Canadian prime minister Justin Trudeau said the military can deploy air force planes to the stricken city as needed. Fort McMurray International Airport suspended all commercial flights in and out of the city.

Queen Elizabeth, Canada’s head of state, said in a message that she and her husband Prince Philip were “shocked and saddened” by news of the fire. “Our thoughts and prayers are with all those who have been affected,” she said.

Second major blaze

It was the second major blaze in the oil sands region in a year. Last May, wildfires led to the evacuation of hundreds of workers from the region, and a 9 per cent cut in Alberta’s oil sands output.

The wildfire’s knock-on effects on oil sands operations escalated on Wednesday, with five companies including Suncor Energy and Husky Energy reporting reduced production either because workers had been affected by the mass evacuations or because of precautionary pipeline shutdowns.

The total impact on crude production volumes was not immediately clear.

Oil prices briefly rose 3 per cent due to concerns about reduced output from the Canadian oil sands and tensions in Libya.

Officials said very hot and dry conditions meant “extreme wildfire behaviour” on all fronts around the fire late on Wednesday.

“We expect this fire to be going on and challenging firefighters to well into the evening tonight,” said Chad Morrison, senior manager with Alberta’s wildlife, agriculture and forestry.

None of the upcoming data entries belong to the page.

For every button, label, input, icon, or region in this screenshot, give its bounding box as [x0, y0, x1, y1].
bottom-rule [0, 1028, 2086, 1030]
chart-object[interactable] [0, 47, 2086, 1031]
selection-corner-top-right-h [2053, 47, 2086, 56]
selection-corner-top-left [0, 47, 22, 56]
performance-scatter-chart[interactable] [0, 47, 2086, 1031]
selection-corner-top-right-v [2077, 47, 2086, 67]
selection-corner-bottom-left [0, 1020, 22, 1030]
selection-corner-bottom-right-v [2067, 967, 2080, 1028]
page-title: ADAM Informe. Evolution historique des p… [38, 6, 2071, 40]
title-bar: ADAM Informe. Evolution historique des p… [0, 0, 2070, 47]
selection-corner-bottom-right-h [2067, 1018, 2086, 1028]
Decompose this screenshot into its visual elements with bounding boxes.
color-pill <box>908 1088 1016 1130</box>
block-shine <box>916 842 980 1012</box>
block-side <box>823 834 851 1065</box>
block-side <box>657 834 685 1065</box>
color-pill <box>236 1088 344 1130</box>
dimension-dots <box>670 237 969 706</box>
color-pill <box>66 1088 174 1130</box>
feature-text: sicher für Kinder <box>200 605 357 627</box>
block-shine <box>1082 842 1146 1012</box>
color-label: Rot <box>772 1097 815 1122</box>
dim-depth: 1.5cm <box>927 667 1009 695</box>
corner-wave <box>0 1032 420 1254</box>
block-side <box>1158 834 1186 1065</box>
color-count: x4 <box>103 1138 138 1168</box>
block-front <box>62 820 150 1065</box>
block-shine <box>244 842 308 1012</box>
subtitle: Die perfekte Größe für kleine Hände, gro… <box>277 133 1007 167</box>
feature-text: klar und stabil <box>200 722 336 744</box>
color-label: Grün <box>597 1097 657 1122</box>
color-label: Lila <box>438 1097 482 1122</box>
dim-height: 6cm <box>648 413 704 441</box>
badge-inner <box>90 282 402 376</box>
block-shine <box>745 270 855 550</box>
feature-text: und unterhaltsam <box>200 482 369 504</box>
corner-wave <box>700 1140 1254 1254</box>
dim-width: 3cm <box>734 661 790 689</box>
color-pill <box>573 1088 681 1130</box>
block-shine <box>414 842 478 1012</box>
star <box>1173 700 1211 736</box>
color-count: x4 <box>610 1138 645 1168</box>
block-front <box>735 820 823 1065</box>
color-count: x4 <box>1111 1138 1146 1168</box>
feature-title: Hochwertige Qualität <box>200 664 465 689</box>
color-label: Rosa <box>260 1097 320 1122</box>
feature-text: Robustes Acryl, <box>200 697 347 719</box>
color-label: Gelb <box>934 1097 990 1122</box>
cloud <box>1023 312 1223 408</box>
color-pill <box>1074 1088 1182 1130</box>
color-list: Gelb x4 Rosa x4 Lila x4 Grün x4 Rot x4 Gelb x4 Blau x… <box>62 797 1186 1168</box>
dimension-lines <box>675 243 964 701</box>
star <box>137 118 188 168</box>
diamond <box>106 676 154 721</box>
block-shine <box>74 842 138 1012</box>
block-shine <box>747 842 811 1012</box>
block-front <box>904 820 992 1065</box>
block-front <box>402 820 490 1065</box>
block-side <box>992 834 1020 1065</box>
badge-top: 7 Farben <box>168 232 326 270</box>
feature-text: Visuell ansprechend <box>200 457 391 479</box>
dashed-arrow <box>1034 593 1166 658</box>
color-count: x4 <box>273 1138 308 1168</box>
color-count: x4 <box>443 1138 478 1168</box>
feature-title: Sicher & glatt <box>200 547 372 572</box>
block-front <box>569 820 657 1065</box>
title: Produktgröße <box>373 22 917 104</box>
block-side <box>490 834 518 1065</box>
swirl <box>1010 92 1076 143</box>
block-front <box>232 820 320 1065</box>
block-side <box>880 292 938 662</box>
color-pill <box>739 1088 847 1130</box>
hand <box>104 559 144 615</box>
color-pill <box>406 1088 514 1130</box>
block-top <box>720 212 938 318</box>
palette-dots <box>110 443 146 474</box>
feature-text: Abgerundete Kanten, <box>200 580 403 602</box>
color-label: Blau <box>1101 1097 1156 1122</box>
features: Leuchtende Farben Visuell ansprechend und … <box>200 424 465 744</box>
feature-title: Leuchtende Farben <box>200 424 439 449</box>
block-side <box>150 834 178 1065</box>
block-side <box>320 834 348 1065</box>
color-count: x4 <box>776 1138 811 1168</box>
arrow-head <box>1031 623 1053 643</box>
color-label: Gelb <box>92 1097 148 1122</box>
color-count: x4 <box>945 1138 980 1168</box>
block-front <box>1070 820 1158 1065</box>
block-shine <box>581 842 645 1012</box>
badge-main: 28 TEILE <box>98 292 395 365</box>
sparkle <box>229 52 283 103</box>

The Canadian Red Cross said evacuees were calling the organisation for help getting food and water.

A highway closure on Tuesday forced most evacuees to drive north, away from major cities. By Wednesday morning, the highway had reopened, but fuel had run out, stranding evacuees seeking to drive out of Fort McMurray.

Alberta’s transportation department said it was escorting a fuel tanker north to help stranded drivers.

With some fleeing north to work camps operated by energy companies and others clogging the one highway south out of the city, evacuees scrambled to find fuel and a place to sleep as ash rained down upon the roads and the smell of soot permeated the air.


Twitter filled with offers of free food, housing and animal care as worried evacuees asked officials and strangers alike about the status of their homes. Two babies were born at one evacuation centre on Tuesday.

The fire drew immediate comparisons to one that hit Slave Lake, Alberta in 2011, forcing 7,000 to evacuate and destroying more than 300 buildings.

Insured damage to the value of more than 700 million Canadian dollars (€475 million) was done, making Slave Lake one of the most expensive insured disasters in the country’s history. But Fort McMurray is a much larger settlement than Slave Lake, with some 125,000 people in the region.

Wildfires were also raging in neighbouring British Columbia on Wednesday, including a massive 9,000 hectare blaze in the province’s northeast that was threatening to spread across the border to Alberta, the BC Wildfire Service said.